Ghost has a flexible organisational taxonomy called tags, which can be assigned from post settings menu within the Ghost editor.
Tagging
By tagging posts with one or more keyword, you can organise articles into related content.
For example you may tag some content with News and other content with Podcast, which would create two distinct categories of content listed on /tag/news/
and /tag/weather/
, respectively.
If you tag a post with both News
and Weather
- then it appears in both sections. Tag archives are like dedicated home-pages for each category of content that you have. They have their own pages, their own RSS feeds, and can support their own cover images and meta data.
Primary Tag
Tags can drag and dropped into a specific order from the post settings menu. The first tag in the list is always given the most importance, and some themes will only display the primary tag (the first tag in the list) by default.
News, Technology, Startup
Private Tags
In Ghost, hashtags are private tags and can be used for special styling.

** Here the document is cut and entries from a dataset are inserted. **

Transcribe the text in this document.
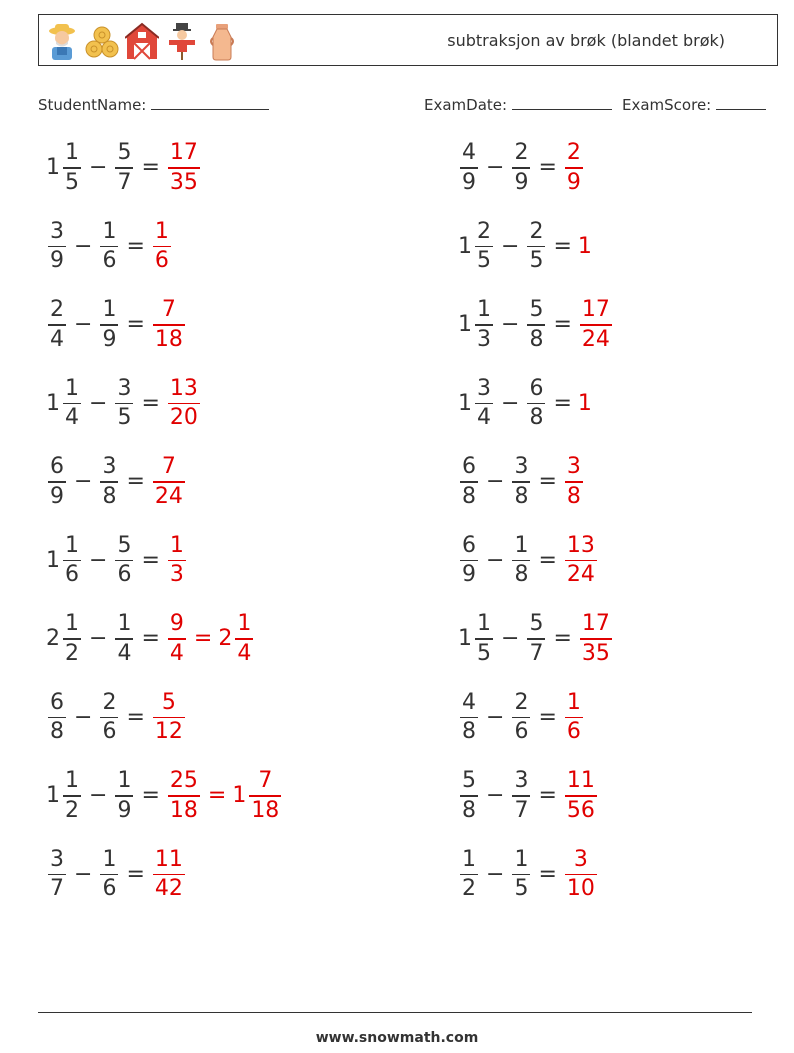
subtraksjon av brøk (blandet brøk)
StudentName:	ExamDate:	ExamScore:
$1 \frac{1}{5} - \frac{5}{7} = \frac{17}{35}$
$\frac{3}{9} - \frac{1}{6} = \frac{1}{6}$
$\frac{2}{4} - \frac{1}{9} = \frac{7}{18}$
$1 \frac{1}{4} - \frac{3}{5} = \frac{13}{20}$
$\frac{6}{9} - \frac{3}{8} = \frac{7}{24}$
$1 \frac{1}{6} - \frac{5}{6} = \frac{1}{3}$
$2 \frac{1}{2} - \frac{1}{4} = \frac{9}{4} = 2 \frac{1}{4}$
$\frac{6}{8} - \frac{2}{6} = \frac{5}{12}$
$1 \frac{1}{2} - \frac{1}{9} = \frac{25}{18} = 1 \frac{7}{18}$
$\frac{3}{7} - \frac{1}{6} = \frac{11}{42}$
$\frac{4}{9} - \frac{2}{9} = \frac{2}{9}$
$1 \frac{2}{5} - \frac{2}{5} = 1$
$1 \frac{1}{3} - \frac{5}{8} = \frac{17}{24}$
$1 \frac{3}{4} - \frac{6}{8} = 1$
$\frac{6}{8} - \frac{3}{8} = \frac{3}{8}$
$\frac{6}{9} - \frac{1}{8} = \frac{13}{24}$
$1 \frac{1}{5} - \frac{5}{7} = \frac{17}{35}$
$\frac{4}{8} - \frac{2}{6} = \frac{1}{6}$
$\frac{5}{8} - \frac{3}{7} = \frac{11}{56}$
$\frac{1}{2} - \frac{1}{5} = \frac{3}{10}$
www.snowmath.com
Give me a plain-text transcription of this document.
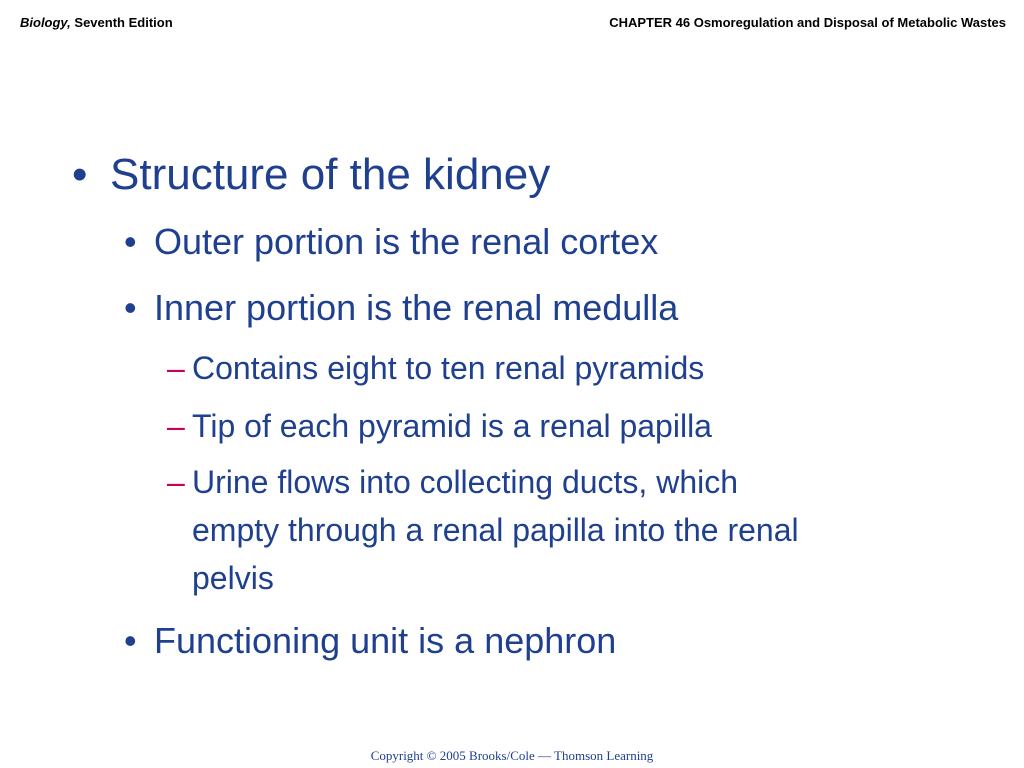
Biology, Seventh Edition	CHAPTER 46 Osmoregulation and Disposal of Metabolic Wastes
• Structure of the kidney
• Outer portion is the renal cortex
• Inner portion is the renal medulla
– Contains eight to ten renal pyramids
– Tip of each pyramid is a renal papilla
– Urine flows into collecting ducts, which
empty through a renal papilla into the renal
pelvis
• Functioning unit is a nephron
Copyright © 2005 Brooks/Cole — Thomson Learning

For example, if you sometimes publish posts with video content - you might want your theme to adapt and get rid of the sidebar for these posts, to give more space for an embedded video to fill the screen.
News, #video
Here, the theme would assign the post publicly displayed tag of News - but it would also keep a private record of the post being tagged with #video.
You can find documentation for theme development techniques like this and many more over on Ghost's extensive theme documentation.
Posts & pages
There are two types of content in Ghost than can be organised with tags: posts and pages. Posts are the primary content type and posts will belong to an index page or collection of posts. Pages are generally used for static one-off content, and are excluded from all feeds. Find out more about posts and pages in the core concepts guide.